Treadwell noted that “the Defendants have not cited any evidence or authority indicating that they may use the right-of-way in front of the Plaintiffs’ homes for their speech.” He concluded that the plaintiffs were likely to prevail in their claim that the signs violated their First Amendment rights by forcing them to participate in speech to which they object.

“By requiring the Plaintiffs to display these signs, Sheriff Long and his deputies are requiring the Plaintiffs to effectively endorse or adopt, or at least acquiesce in, his message, not theirs, because the only message Sheriff Long will allow is his,” Treadwell said. “The Defendants plan to compel the Plaintiffs to promote Sheriff Long’s speech. These facts are sufficient to demonstrate that the Plaintiffs are substantially likely to show that the Defendants will burden the Plaintiffs’ First Amendment rights.”

Treadwell noted that “the question the Court must answer is not whether Sheriff Long’s plan is wise or moral, or whether it makes penological sense.” Rather, “the question is whether Sheriff Long’s plan runs afoul of the First Amendment of the United States Constitution.

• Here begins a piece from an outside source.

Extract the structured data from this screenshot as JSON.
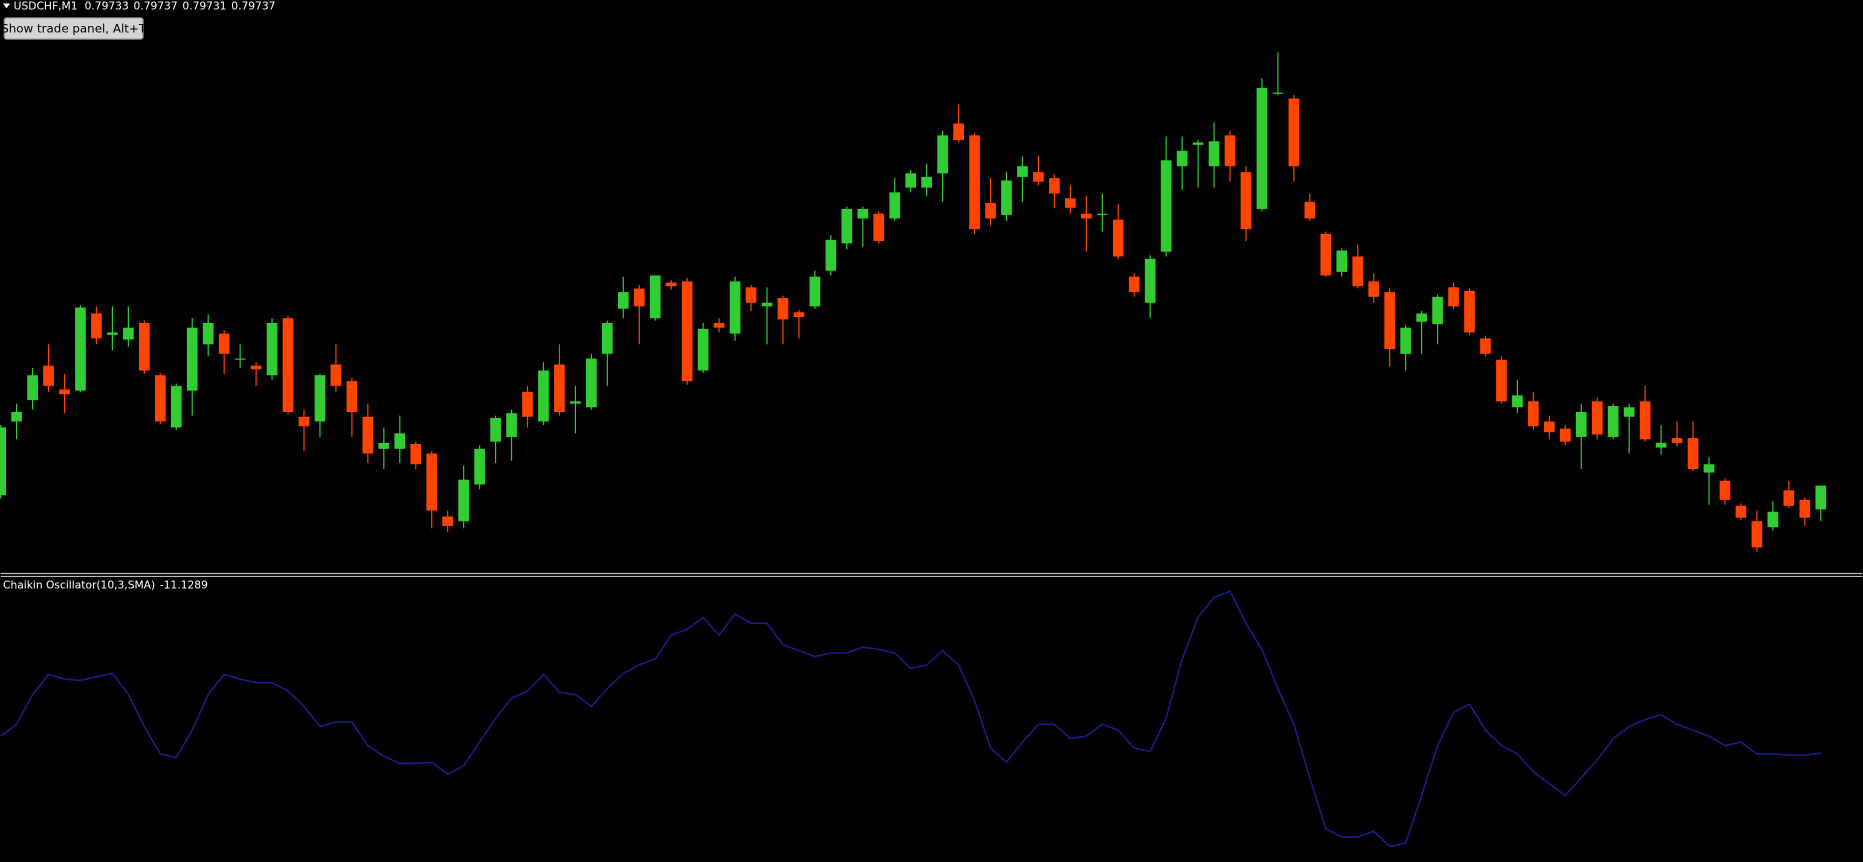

It does.”

Treadwell nevertheless declined to issue a broader injunction on behalf of all 54 registered sex offenders in Butts County. “Although, as a practical matter, it might be
assumed that anyone would object to such a message from law enforcement in front of their homes, the Court is not comfortable making that assumption as a foundation for injunctive relief,” he wrote. “Moreover, different circumstances could exist with regard to particular registrants.”

In a message on Facebook, Long said he would abide by the judge’s order but maintained that he was simply trying to “protect the public, especially the children.” Last year, however, Long conceded that the risk supposedly addressed by his signs was slight. “I’m not trying to humiliate ’em or anything like that,” he told CBS News. “Let’s face reality: We have a greater chance of children getting run over by a car [on Halloween] than being a victim of sexual assault by a repeat offender. But at the end of the day if, in fact, we had a child that fell victim to a sexual assault, especially by a convicted sex offender, I don’t think I could sleep at night.”

Last year Lenore Skenazy noted that “a thorough study of 67,000 cases of child molestation found zero increase in sex crimes against children on Halloween.” The authors of that 2009 study, reported in the journal Sexual Abuse, observed that “states, municipalities, and parole departments have adopted policies banning known sex offenders from Halloween activities, based on the worry that there is unusual risk on these days.” Yet their analysis of cases involving sex crimes against children committed by people other than relatives found “no increased rate on or just before Halloween.” Furthermore, “Halloween incidents did not evidence unusual case characteristics.” The researchers concluded that “these findings raise questions about the wisdom of diverting law enforcement resources to attend to a problem that does not appear to exist.”